Enviva is the world’s largest industrial producer of wood pellets. The Enviva plants in North Carolina (750,000 metric tons/year), Virginia (760,000 metric tons/year) and Georgia (750,000 metric tons/year) are the largest U.S. sources of Enviva wood pellets destined for the Drax biomass power complex. The Drax biomass units burn ~7.5 million tons of wood pellets annually.
Virtually all of the wood harvesting is performed using diesel and gasoline. All of the transportation to pelletizing plants uses diesel. Based on the location of these three Enviva plants, something on the order of 90% of the primary energy used to pelletize the trees and wood waste comes from fossil fuels and nuclear energy. As if this weren’t enough, the pelletized US trees that are being cut and incinerated for “renewable” energy in the Drax plant are then transported across the Atlantic ocean by ships burning bunker oil, a refined crude oil product dirtier than diesel.
According to Biomass Magazine, these three plants combined make up 20% of total U.S. wood pellet manufacturing capacity. In a 2021 article titled “The ‘Green Energy’ That Might Be Ruining The Planet” Politico exposes some of the ugly facts about Drax, UK and EU “biomass” “renewable energy” and U.S. tree incineration.
Drax is another example of wealthy Europeans pretending they are “green” and “sustainable” by outsourcing the dirty work of extracting resources and commodities like energy, food and metals to countries outside the EU’s borders. England, in plain sight and with the blessing of the EU and the UN Framework Convention on Climate Change (UN FCCC), justifies incinerating trees in a converted coal-fired power plant using buzzwords like “biomass”, “renewable energy”, “CO2 emissions reduction”, and “taking action on climate change”.
This is not “Sustainability”.
This is Sustainabilchemy™.
As environmental professionals who’ve spent a combined 200+ years reducing risks to human health and the environment at some of America’s most impaired industrial sites, we do not suggest all “Sustainability” = “Sustainabilchemy”. We know of many actions and work with many people that embody sustainability’s highest standards and best examples. We are conservationists, life-long and highly passionate outdoor enthusiasts, and awed by the natural world. We have worked hard for many years to protect and improve it and are proud of that work. We have kids, too.

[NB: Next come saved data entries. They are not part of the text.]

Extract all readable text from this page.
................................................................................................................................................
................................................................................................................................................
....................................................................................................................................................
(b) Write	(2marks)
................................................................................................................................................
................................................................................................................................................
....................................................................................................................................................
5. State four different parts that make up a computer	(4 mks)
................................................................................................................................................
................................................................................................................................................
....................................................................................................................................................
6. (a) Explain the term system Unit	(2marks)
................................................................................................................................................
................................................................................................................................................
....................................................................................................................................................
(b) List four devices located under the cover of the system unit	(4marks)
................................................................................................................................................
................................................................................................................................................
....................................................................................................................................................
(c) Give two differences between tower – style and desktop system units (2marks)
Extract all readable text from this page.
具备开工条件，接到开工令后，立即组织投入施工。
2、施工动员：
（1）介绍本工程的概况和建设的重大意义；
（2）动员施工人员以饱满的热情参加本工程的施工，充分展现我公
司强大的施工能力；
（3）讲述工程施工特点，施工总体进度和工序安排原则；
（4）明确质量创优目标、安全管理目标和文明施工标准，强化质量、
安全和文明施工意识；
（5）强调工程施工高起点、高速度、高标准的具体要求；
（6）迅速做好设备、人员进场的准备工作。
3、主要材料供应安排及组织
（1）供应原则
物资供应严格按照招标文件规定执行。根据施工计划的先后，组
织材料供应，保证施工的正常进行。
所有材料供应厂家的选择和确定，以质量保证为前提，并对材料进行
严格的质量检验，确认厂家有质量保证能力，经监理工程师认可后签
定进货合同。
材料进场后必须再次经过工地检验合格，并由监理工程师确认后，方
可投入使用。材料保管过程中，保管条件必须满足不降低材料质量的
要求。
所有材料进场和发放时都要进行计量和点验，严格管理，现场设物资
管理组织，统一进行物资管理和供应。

We simply know the difference between that which is actually “sustainable” and that which only carries the label. And we say so.
Looks can be deceiving.
In Part 2 of Sustainabilchemy, we look at more examples, including a major European consumer products company whose sustainability reports belie its involvement in a troublesome supply chain and deforestation, the U.S. train wreck of Gas Booze™ (corn ethanol), and how Wall Street is in on the game in a big way. We also expose how the “S” in “ESG” has a child and slave labor problem hiding in plain sight for which the “progressive” “green” movement bears increasing responsibility.
We have constructed an era in which reality is not only ignored, it’s actively shunned. Replaced by slick but meaningless statements, mindlessly repeated. “Beyond Petroleum”, etc. Reality is just a subversive tool of the haters, something to be resisted at all costs.
However, some forces remain unmoved by the seemingly unstoppable social narratives. Forces like physics and chemistry.... and money.
Is any human activity truly sustainable? Entropy and all that…
In CA they are replacing solar panels in utility scale solar farms at about 12 years. The panels degrade to the point where the operator cannot make their contract production minimums.
Wouldn’t all those pine trees in Georgia be better left alive to absorb carbon rather than burned as biomass in Europe? If anyone were serious, they could probably make a case for replacing biomass with #6 bunker fuel to reduce atmospheric CO2.